Face à fundamentação constante da sentença e ao segmento decisório é forçoso concluir que foi declarada a anulação (não nulidade) do acto de liquidação na parte resultante da aplicação da taxa de 10%, por aplicação da alínea a), do n.º 3 do artigo 81.º do CIRC ao período de 01/01/2008 a 05/12/2012, devendo ser restituído à Impugnante a quantia paga em excesso, sem atribuir à Autoridade Tributária qualquer responsabilidade pelo excesso de liquidação.
Passando ao conhecimento da conformidade constitucional da aplicação do n.º 1, do artigo 5.º da Lei n.º 64/2008, de 5 de Dezembro entre 01/01/2008 e 05/12/2012 começaremos por realçar ser incumbência dos Tribunais proceder ao controlo difuso e concreto da constitucionalidade das normas em todas as situações em que não houver, como neste caso não existe, declaração de inconstitucionalidade com força obrigatória e geral de um preceito.
Entende a Recorrente ser conforme à Constituição da República Portuguesa o disposto no n.º 1, do artigo 5.º da Lei n.º 64/2008, de 5 de Dezembro, na parte em que determina a eficácia retroactiva da alteração do n.º 3, do artigo 81.º do Código de Imposto sobre o Rendimento das Pessoas Colectivas.
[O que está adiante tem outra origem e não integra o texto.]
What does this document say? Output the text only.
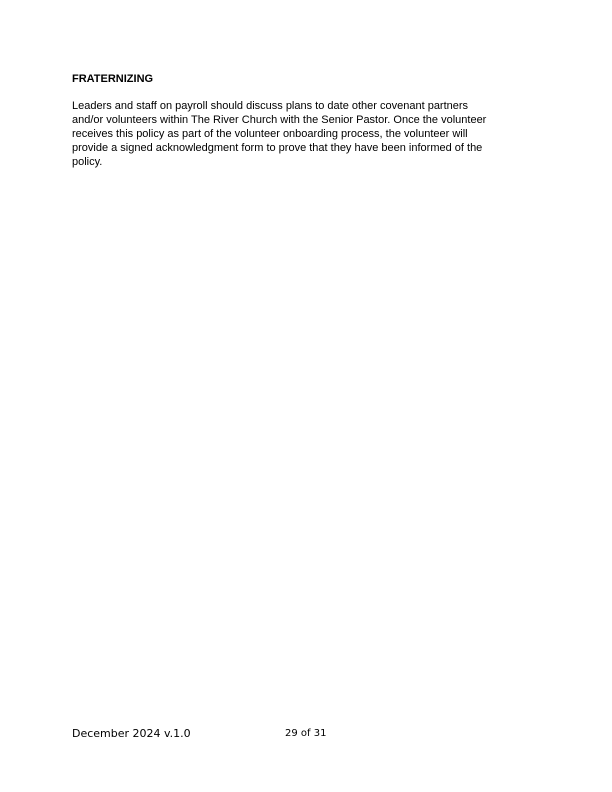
FRATERNIZING

Leaders and staff on payroll should discuss plans to date other covenant partners
and/or volunteers within The River Church with the Senior Pastor. Once the volunteer
receives this policy as part of the volunteer onboarding process, the volunteer will
provide a signed acknowledgment form to prove that they have been informed of the
policy.

December 2024 v.1.0	29 of 31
Diverso entendimento tem sido adoptado quer pelo Supremo Tribunal Administrativo, de modo uniforme, como mencionado na sentença recorrida, quer pela maioria dos acórdãos do Tribunal Constitucional que sobre a matéria se debruçaram, nomeadamente os acórdãos n.º 85/2015 e 171/2017.
Seguindo as indicadas correntes jurisprudenciais a sentença recorrida, com total acerto identificou ser «(…) manifesto que se está perante uma hipótese de aplicação retroactiva do disposto no artigo 81.º, n.º 3, do CIRC, na redacção introduzida pela Lei n.º 64/2008, de 5 de Dezembro, ou seja, aplicação de lei nova a factos tributários de natureza instantânea, já completamente formados, anteriores à data da sua entrada em vigor.
Com efeito, o facto gerador da obrigação fiscal – a realização de despesas de representação ou com viaturas ligeiras de passageiros ou mistas, motos ou motociclos, no período de 1 Janeiro de 2008 até à entrada em vigor da Lei n.º 64/2008, de 5 de Dezembro (6 de Dezembro de 2008) – ocorre indubitavelmente antes da publicação da lei nova, não sendo possível entender que se está perante um facto jurídico-fiscal complexo de formação sucessiva.
A aplicação da nova lei a este facto ocorrido anteriormente à sua aprovação envolve, pois, uma retroactividade autêntica.
O que releva, face aos princípios constitucionais enunciados, não é o momento de liquidação de um imposto, mas sim o momento em que ocorre o acto que determina o pagamento desse imposto. É esse acto que vai dar origem à constituição de uma obrigação tributária, pelo que é nessa altura, em obediência ao princípio da legalidade, na vertente fundamentada pelo princípio da protecção da confiança, que se exige, como medida preventiva, que já se encontre em vigor a lei que prevê a criação ou o agravamento desse imposto, de modo a que o cidadão possa equacionar as consequências fiscais do seu comportamento.
Uma vez que a alteração efectuada ao artigo 83.º, n.º 3, do CIRC, através da Lei n.º 64/2008, de 5 de Dezembro, veio aumentar a taxa de tributação autónoma aplicável a despesas de representação e com viaturas, agravando a situação dos contribuintes abrangidos, estava-lhe vedada uma eficácia retroactiva.
Contudo, como vimos, embora a referida Lei n.º 64/2008, de 5 de Dezembro, tenha entrado em vigor em 6 de Dezembro de 2008, o seu artigo 5.º, n.º 1, determinou que tal alteração produzia efeitos a partir de 1 de Janeiro de 2008.
Ora, tendo já ocorrido o facto que deu origem à obrigação tributária posteriormente agravada por lei nova, as razões que presidiram à consagração da regra de proibição da retroactividade neste domínio estão integralmente presentes, uma vez que importa prevenir o risco abstracto de que a lei publicada com retroacção de efeitos provoque agravos financeiros desrazoáveis, pela impossibilidade em que se encontravam os contribuintes afectados, vinculados a tais factos já ocorridos, de prever e prover quanto às suas consequências tributárias, determinadas por lei futura.
Assim, não pode a lei, sob pena de violação da proibição imposta no artigo 103.º, n.º 3, da Constituição, agravar o valor da taxa de tributação autónoma, relativamente a despesas já efectuadas aquando da sua entrada em vigor, pelo que, tendo a norma do artigo 5.º, n.º 1, da Lei n.º 64/2008, de 5 de Dezembro, determinado a retroacção de efeitos a 1 de Janeiro de 2008 da alteração do artigo 81.º, n.º 3, do CIRC, violou a referida proibição constitucional.».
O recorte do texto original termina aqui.